The societal pressure to look a certain way is nothing new, particularly for females.
“The ultimate message is for us to be pleasing in every kind of way to everyone else, and that even means visually,” she says. “Our job is to make sure that we don’t offend anyone with our appearance, that we don’t make anyone uncomfortable with how we dress.”
The focus on one’s appearance begins in the first year of life when people are busy focusing on how cute or handsome the baby is, Tarjeft notes.
“I would say the influence already begins before they even have a chance,” she says.
How can parents combat the body perfection pressures of society and help their child embrace their body just as it is? Here, Tarjeft offers advice.
Shifting the focus
“You look pretty today.”
“You’ve lost weight — you look so good!”
These statements might seem like compliments but they are part of the problem. If you want to help your child embrace their body, start by focusing on anything but appearance.
“The best thing that they can do to give their child resiliency against these other pressures is to just not talk about it, to focus on other things that are more important,” Tarjeft says.
Say, “oh you look so happy today” versus “oh you look so beautiful” or “I’m so proud you did your chores.” Find different ways to talk to or compliment your child while leaving appearance out of it entirely.

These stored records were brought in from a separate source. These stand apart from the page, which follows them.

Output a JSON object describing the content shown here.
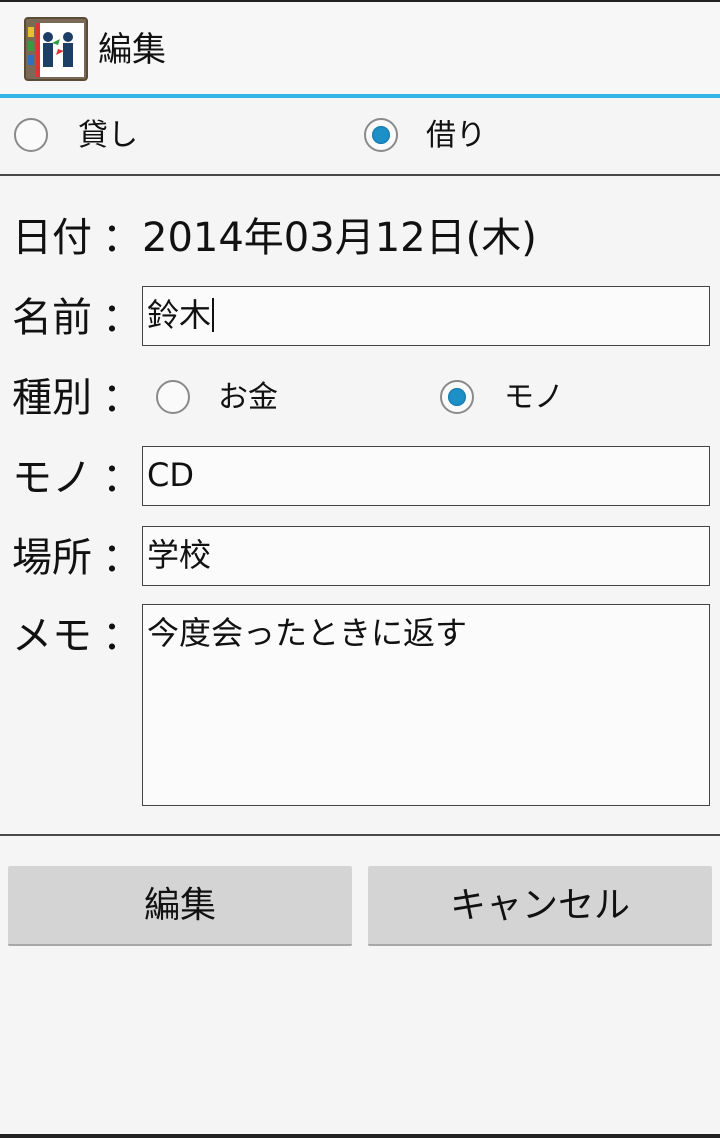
{
  "actionbar": {
    "title": "編集",
    "icon": "app-logo-icon"
  },
  "type_radio": {
    "options": [
      {
        "label": "貸し",
        "checked": false
      },
      {
        "label": "借り",
        "checked": true
      }
    ]
  },
  "form": {
    "date": {
      "label": "日付",
      "value": "2014年03月12日(木)"
    },
    "name": {
      "label": "名前",
      "value": "鈴木"
    },
    "kind": {
      "label": "種別",
      "options": [
        {
          "label": "お金",
          "checked": false
        },
        {
          "label": "モノ",
          "checked": true
        }
      ]
    },
    "item": {
      "label": "モノ",
      "value": "CD"
    },
    "place": {
      "label": "場所",
      "value": "学校"
    },
    "memo": {
      "label": "メモ",
      "value": "今度会ったときに返す"
    },
    "colon": "："
  },
  "buttons": {
    "edit": "編集",
    "cancel": "キャンセル"
  },
  "colors": {
    "accent": "#33b5e5",
    "radio_fill": "#1e90c8",
    "button_bg": "#d4d4d4",
    "background": "#f5f5f5"
  }
}
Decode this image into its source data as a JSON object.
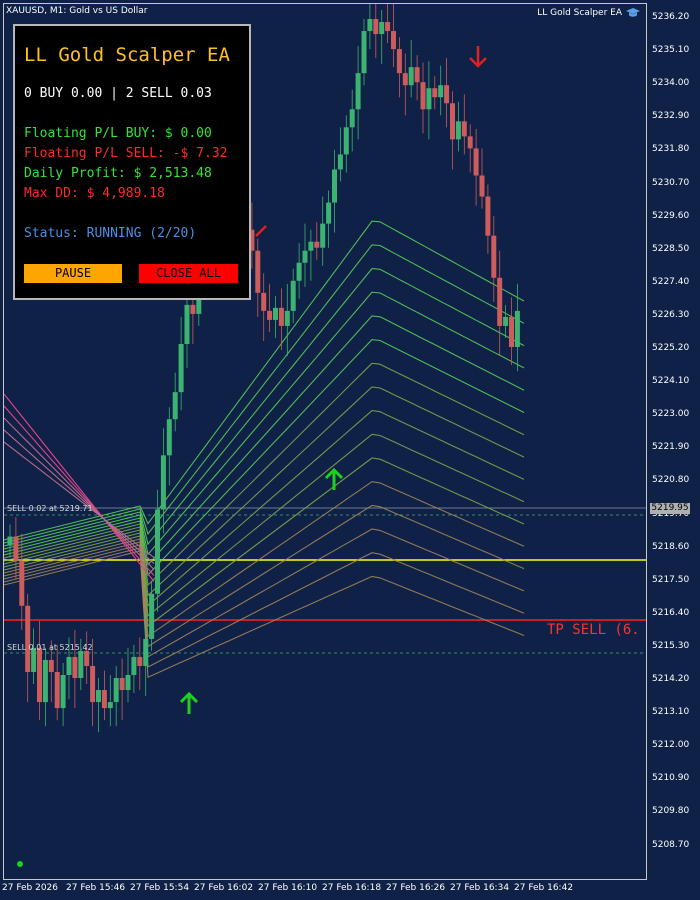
{
  "header": {
    "symbol": "XAUUSD, M1:  Gold vs US Dollar",
    "ea_name": "LL Gold Scalper EA",
    "ea_icon": "graduation-cap-icon"
  },
  "panel": {
    "title": "LL Gold Scalper EA",
    "positions": "0 BUY 0.00 | 2 SELL 0.03",
    "floating_buy": "Floating P/L BUY: $ 0.00",
    "floating_sell": "Floating P/L SELL: -$ 7.32",
    "daily_profit": "Daily Profit: $ 2,513.48",
    "max_dd": "Max DD: $ 4,989.18",
    "status_label": "Status:",
    "status_value": "RUNNING (2/20)",
    "pause_label": "PAUSE",
    "close_all_label": "CLOSE ALL"
  },
  "price_axis": [
    "5236.20",
    "5235.10",
    "5234.00",
    "5232.90",
    "5231.80",
    "5230.70",
    "5229.60",
    "5228.50",
    "5227.40",
    "5226.30",
    "5225.20",
    "5224.10",
    "5223.00",
    "5221.90",
    "5220.80",
    "5219.70",
    "5218.60",
    "5217.50",
    "5216.40",
    "5215.30",
    "5214.20",
    "5213.10",
    "5212.00",
    "5210.90",
    "5209.80",
    "5208.70"
  ],
  "time_axis": [
    "27 Feb 2026",
    "27 Feb 15:46",
    "27 Feb 15:54",
    "27 Feb 16:02",
    "27 Feb 16:10",
    "27 Feb 16:18",
    "27 Feb 16:26",
    "27 Feb 16:34",
    "27 Feb 16:42"
  ],
  "current_price": "5219.95",
  "orders": {
    "sell1": "SELL 0.02 at 5219.71",
    "sell2": "SELL 0.01 at 5215.42",
    "tp_label": "TP SELL (6."
  },
  "colors": {
    "background": "#0f2147",
    "bull": "#3cb371",
    "bear": "#cd5c5c",
    "tp_line": "#ff2020",
    "yellow_line": "#ffff00",
    "gold": "#ffc21a"
  }
}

“For parents, they can model those compliments between each other,” she adds. Instead of dad telling mom how beautiful she is, he can praise her for her kindness, drive and accomplishments. Even if these compliments aren’t directed at the child, Tarjeft says they will still pick up the value.
If you’re going to talk about the body, do it in a positive way and focus on actions or accomplishments rather than the appearance of the body. For example, say, “I’m so grateful for my body. I love to be able to use my arms to give you a hug,” she suggests.
When it comes to social media, Tarjeft notes that research shows that teens are seeing peers photoshopped and filtered, which puts even more pressure on them to meet an unrealistic expectation of perfection.
Try, if you can, to limit how much time your child is spending on social media. If you can’t limit it — if your teen simply will feel too left out not using it — she suggests looking at the images your child is viewing in their feed. If you don’t see different size and shape bodies, races and ethnicities, it’s time to spice it up.
If you are personally struggling with body issues, she suggests seeking support to overcome your own body image struggles.
“Our kids are watching, and the way we treat our body is going to teach them how to treat theirs,” she says.